Wi-Fi networks operate on two standard frequencies. Frequency represents the speed at which data is transmitted and received among the devices on your wireless network. Protocols are sets of instructions that manage the interaction of the devices and data on your wireless network. You can get the best performance out of your Wi-Fi network by following a few simple optimization guidelines.

The Wi-Fi radio in your Network Box operates on the following frequencies and protocols:

Models GFRG100 and GFRG110:
  • 5 GHz: 802.11a/n
  • 2.4 GHz: 802.11b/g/n
Models GFRG200 and GFRG210:
  • 5 GHz: 802.11a/n/ac
  • 2.4 Ghz: 802.11b/g/n

If you have Fiber TV service, each TV Box has a Wi-Fi radio that supports the following frequencies and protocols:

Model GFHD100:
  • 5 GHz: 802.11a/n
  • 2.4 GHz: 802.11b/g/n
Model GFHD200:
  • 5 GHz: 802.11a/n/ac
  • 2.4 Ghz: 802.11b/g/n

About wireless frequencies

The frequency your wireless devices connect to is based on the capability of your wireless devices, the model of your Network Box, and the physical location of your equipment.

Network Box GFRG200 and GFRG210

If you have a Network Box model GFRG200 or GFRG210 and a wireless device that is capable of operating on either 2.4 GHz or 5 GHz frequencies (also called dual-band capable), your Network Box sends a signal to your wireless device to steer, or encourage it to connect to the 5 GHz frequency.

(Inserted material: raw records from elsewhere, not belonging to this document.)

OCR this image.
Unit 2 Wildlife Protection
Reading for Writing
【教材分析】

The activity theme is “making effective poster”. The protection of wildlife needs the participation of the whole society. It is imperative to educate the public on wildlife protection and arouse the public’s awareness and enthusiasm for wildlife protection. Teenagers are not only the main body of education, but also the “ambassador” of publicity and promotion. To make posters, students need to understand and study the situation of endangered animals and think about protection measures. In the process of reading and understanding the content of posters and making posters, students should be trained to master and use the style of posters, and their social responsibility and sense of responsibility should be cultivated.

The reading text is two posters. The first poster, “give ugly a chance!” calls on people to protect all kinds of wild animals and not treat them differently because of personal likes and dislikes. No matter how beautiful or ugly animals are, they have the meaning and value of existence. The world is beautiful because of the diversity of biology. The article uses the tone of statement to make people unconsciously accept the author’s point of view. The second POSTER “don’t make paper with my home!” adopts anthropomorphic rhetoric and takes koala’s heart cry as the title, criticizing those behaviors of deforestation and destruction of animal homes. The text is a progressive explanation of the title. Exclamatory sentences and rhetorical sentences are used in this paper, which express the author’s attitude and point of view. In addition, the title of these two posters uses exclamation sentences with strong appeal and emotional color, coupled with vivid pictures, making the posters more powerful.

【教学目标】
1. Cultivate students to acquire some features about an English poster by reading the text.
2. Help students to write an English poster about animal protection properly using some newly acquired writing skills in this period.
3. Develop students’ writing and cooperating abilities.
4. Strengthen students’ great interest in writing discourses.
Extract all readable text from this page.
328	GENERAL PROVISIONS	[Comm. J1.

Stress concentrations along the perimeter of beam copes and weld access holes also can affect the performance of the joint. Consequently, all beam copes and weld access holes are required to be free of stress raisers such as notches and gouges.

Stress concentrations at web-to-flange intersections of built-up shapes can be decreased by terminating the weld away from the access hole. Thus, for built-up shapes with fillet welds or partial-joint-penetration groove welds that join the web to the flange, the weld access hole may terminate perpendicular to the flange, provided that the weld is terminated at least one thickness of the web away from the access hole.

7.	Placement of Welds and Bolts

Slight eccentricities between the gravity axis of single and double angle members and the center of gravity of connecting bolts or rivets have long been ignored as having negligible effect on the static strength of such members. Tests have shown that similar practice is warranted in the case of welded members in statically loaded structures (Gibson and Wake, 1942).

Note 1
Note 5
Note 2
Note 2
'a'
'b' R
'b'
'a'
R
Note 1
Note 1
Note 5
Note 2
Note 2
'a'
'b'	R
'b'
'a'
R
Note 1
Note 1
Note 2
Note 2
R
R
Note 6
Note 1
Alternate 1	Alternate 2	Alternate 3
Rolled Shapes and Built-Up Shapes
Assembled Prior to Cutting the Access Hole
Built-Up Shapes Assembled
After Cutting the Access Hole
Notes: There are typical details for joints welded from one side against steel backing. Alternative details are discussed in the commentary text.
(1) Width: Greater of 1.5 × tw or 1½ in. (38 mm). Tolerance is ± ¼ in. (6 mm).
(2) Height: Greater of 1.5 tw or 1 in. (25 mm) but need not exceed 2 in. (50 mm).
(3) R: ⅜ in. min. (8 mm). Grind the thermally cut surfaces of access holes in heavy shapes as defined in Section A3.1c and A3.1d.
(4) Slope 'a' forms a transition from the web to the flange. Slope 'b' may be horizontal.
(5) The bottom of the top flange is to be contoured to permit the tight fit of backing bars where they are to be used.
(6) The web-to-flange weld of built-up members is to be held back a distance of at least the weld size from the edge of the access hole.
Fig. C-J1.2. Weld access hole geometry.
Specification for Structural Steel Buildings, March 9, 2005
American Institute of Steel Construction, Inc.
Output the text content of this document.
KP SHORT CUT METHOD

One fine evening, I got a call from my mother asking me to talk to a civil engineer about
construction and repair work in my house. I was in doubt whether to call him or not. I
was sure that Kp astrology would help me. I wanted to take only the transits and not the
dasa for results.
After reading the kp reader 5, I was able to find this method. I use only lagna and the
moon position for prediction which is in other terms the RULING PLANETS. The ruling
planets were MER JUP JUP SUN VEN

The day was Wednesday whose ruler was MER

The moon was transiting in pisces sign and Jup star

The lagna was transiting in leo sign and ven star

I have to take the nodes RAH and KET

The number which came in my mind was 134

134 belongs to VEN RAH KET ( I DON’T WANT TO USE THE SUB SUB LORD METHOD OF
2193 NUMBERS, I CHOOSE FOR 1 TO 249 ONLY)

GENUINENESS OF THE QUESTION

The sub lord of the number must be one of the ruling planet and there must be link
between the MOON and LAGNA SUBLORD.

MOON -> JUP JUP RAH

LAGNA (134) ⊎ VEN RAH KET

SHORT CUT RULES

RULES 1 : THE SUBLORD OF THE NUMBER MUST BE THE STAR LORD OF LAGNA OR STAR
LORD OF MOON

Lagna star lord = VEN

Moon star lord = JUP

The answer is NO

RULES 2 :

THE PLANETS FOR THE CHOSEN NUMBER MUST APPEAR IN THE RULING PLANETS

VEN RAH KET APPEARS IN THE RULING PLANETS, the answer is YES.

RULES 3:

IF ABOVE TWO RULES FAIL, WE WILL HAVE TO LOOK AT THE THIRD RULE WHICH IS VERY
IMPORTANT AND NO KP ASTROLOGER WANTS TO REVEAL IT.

The 5 GHz frequency is faster and typically less congested than the 2.4 GHz frequency.

Network Box GFRG100 and GFRG110

If you have a Network Box model GFRG100 or GFRG110, your wireless device searches for and connects to the strongest available signal. In theory, your wireless device should search for and prefer a 5 GHz signal, but will switch to a 2.4 GHz signal if the 5 GHz signal becomes degraded by interference or distance. In addition, if only one frequency is in range, your wireless device connects at that frequency.

Google Fiber's experience is that signal selection and the threshold for switching varies based on the capability of your wireless devices and your Network Box model.

The following table summarizes the advantages and disadvantages of each frequency.

  Advantages Disadvantages
2.4 GHz √ Accessible from greater distances
√ Compatible with lots of devices
√ Crowded frequency from all the devices that it supports
5 GHz √ Lots more bandwidth
√ Generally less interference on 5GHz because the frequency is not as crowded
√ Available for shorter distances
√ Not compatible with as many devices

If you subscribe to Google Fiber TV service and enable TV Box access points, the Wi-Fi radios in your TV Boxes operate at 5 GHz to create a distributed Wi-Fi network throughout your home. (You can switch to 2.4 GHz if you have a Network Box GFRG210.) If signals from one of your TV Boxes interferes with another access point, you can disable it.